Aide à l'édition, appui aux écrivains
La promotion de la littérature canadienne amène Benoît Lacroix à s'associer au travail d'édition. D'abord avec l'équipe des Éditions Fides, autour du père Aimé Martin, de Clément Saint-Germain. Avec Félix-Antoine Savard, Luc Lacourcière, Marcel Trudel, il sera membre du comité de publication de la petite collection «Classiques canadiens», qui connut son heure de gloire entre 1956 et 1972, chaque numéro présentant un personnage. Cheville ouvrière de la collection, Lacroix y publiera un Saint-Denys Garneau (1956) puis un Lionel Groulx (1967). Il sera aussi à la direction d'autres collections, surtout «Vie des lettres canadiennes», aux Presses de l'Université Laval, à partir de 1964, avec Jean Ménard et Luc Lacourcière, qui deviendra «Vie des lettres québécoises», air du temps oblige, en 1974, et qui publie des études littéraires. Dans les années 1970, il encourage la Bibliothèque des lettres québécoises, une entreprise d'éditions critiques lancée aux Presses de l'Université de Montréal, où il laissera bientôt sa place à Laurent Mailhot, auprès de Roméo Arbour et Jean-Louis Major. Cette collection sera à l'origine de la prestigieuse (c'est elle qui le dit) Bibliothèque du Nouveau Monde, dans les années 1980.

À côté de ces engagements plus publics, combien de gestes d'appui plus discrets à différents écrivains, Marie Uguay, par exemple, dont il a été très proche. Il fut du premier noyau de l'Union des écrivains québécois, autour de Bruno Roy, il fut aussi de la première équipe des Amis du Noroît. Ah, le Noroît! Initiative d'un jeune couple, Céline Fortin et René Bonenfant qui, de leur sous-sol de Saint-Lambert, lancent une petite maison d'édition qui veut permettre aux jeunes poètes de publier dans des éditions très belles à voir. «Le Noroît, c'est quelque chose de merveilleux. C'est le pouvoir qu'ont les Québécois de créer quelque chose, à partir de ce qu'ils sont, sans courir d'abord à l'aide extérieure, par une volonté d'être...». Il s'y engage avec son ami Jacques Brault, en qui il voit «l'un des plus grands poètes du Canada français».

Le conteur de Bellechasse
Lacroix a lui aussi beaucoup écrit. C'était d'abord partie de son métier. Marqué par ses maîtres, Marrou notamment, qui cultivait beaucoup la littérature et la musique, c'est ainsi qu'il conçoit son rôle: «L'idéal, c'est un professeur qui est près de ses étudiants, qui prépare ses cours -- il écrivait les siens en entier -- et qui écrit».

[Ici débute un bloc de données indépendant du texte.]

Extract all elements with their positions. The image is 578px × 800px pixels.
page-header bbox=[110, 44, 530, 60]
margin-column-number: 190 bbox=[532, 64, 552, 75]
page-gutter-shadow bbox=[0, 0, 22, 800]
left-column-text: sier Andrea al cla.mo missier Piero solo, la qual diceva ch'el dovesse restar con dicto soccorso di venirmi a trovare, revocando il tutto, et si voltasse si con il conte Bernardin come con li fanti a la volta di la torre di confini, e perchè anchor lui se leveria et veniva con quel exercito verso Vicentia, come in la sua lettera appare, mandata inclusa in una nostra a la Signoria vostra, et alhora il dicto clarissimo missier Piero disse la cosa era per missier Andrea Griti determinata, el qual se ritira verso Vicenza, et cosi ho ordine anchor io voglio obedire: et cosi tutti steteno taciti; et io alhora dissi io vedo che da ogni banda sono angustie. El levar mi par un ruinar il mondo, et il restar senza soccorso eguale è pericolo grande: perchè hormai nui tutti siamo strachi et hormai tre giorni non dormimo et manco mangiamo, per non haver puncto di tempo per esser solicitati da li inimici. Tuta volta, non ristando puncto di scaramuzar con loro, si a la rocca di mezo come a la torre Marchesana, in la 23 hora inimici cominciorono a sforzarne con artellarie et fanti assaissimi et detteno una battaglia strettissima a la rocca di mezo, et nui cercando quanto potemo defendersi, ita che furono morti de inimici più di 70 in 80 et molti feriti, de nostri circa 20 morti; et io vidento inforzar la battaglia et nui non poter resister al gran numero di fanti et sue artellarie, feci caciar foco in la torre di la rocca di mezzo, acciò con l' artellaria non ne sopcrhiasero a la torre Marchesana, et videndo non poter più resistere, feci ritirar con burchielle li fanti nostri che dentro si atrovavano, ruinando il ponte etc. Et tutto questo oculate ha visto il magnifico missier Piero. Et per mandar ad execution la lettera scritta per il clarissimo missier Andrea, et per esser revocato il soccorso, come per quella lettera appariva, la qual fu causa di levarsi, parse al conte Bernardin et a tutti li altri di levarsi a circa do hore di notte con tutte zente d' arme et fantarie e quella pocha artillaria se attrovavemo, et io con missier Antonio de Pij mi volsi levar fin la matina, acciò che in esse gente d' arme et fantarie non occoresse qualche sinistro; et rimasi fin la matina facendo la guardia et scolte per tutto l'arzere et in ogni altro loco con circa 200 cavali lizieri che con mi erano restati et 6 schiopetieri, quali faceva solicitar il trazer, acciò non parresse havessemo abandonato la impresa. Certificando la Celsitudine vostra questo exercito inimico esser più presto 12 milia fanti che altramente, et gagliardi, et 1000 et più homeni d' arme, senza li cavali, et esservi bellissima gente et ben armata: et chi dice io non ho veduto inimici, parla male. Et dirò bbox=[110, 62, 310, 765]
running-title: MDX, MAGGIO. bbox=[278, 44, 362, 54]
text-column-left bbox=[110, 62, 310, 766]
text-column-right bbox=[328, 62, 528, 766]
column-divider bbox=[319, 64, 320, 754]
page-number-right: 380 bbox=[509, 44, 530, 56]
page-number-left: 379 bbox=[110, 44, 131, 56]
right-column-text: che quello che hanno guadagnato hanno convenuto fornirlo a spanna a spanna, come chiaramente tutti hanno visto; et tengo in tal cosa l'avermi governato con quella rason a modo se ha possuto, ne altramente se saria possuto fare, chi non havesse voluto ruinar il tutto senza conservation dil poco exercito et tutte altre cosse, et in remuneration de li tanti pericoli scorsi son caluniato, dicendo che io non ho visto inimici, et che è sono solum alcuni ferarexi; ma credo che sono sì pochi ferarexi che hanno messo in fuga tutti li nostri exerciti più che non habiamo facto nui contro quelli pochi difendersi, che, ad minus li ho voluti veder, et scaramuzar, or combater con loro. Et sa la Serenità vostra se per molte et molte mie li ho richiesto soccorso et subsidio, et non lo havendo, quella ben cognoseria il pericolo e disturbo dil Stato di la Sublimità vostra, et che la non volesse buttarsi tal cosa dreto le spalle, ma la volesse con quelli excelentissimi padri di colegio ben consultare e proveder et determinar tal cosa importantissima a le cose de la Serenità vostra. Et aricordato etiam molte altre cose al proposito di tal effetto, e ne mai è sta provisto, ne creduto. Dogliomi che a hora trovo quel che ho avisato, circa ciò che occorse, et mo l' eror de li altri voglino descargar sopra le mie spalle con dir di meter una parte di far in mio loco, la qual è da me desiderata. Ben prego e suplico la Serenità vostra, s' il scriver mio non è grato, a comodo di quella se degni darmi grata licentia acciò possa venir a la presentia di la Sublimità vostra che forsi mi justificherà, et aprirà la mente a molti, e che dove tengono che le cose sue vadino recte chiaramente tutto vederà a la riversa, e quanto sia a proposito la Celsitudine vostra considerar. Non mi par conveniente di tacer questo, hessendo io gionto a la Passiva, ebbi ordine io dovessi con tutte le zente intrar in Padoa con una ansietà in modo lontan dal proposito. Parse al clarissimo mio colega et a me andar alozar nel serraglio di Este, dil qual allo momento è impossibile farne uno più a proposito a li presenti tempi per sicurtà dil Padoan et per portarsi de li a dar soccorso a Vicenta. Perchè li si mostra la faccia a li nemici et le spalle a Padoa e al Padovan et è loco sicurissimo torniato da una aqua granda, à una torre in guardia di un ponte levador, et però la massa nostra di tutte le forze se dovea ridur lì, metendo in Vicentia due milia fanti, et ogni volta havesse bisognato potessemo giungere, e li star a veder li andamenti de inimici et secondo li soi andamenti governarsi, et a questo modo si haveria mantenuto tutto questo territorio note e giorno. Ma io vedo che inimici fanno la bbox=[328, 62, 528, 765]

Ses contes, qui ont charmé tant de lecteurs, sont pour lui un délassement du travail savant. Impressionné par Le Petit Prince (1943), il écrit lors de son séjour en France -- il s'ennuyait -- Le P'tit Train, qu'il laissera mûrir et qui sera publié, presque à son insu, en 1964. Suivront Les Cloches (1974) et Quelque part en Bellechasse (1981); ces trois contes seront réunis dans Trilogie en Bellechasse (1986).

D'où vient cet attachement à Bellechasse? Il y a d'abord, tout naturellement, l'attachement au lieu de sa naissance, avec l'attachement «viscéral» à la terre. Et puis, «c'est un lieu qui est beau.» Le paysage est beau, la toponymie en témoigne: Beaumont, Beauport, Beaupré, Bellechasse. C'est un lieu auquel il aime amener ses visiteurs européens: il a souvent raconté la rencontre de Marrou avec son père; c'est chez son frère, curé de Saint-Gervais, que se tiendra le premier colloque international des religions populaires; enfin, quand il sera reçu à la Société royale en 1971, à l'initiative de son ami et voisin Luc Lacourcière, c'est aux paysans de Bellechasse et à leur sagesse qu'il voudra rendre hommage.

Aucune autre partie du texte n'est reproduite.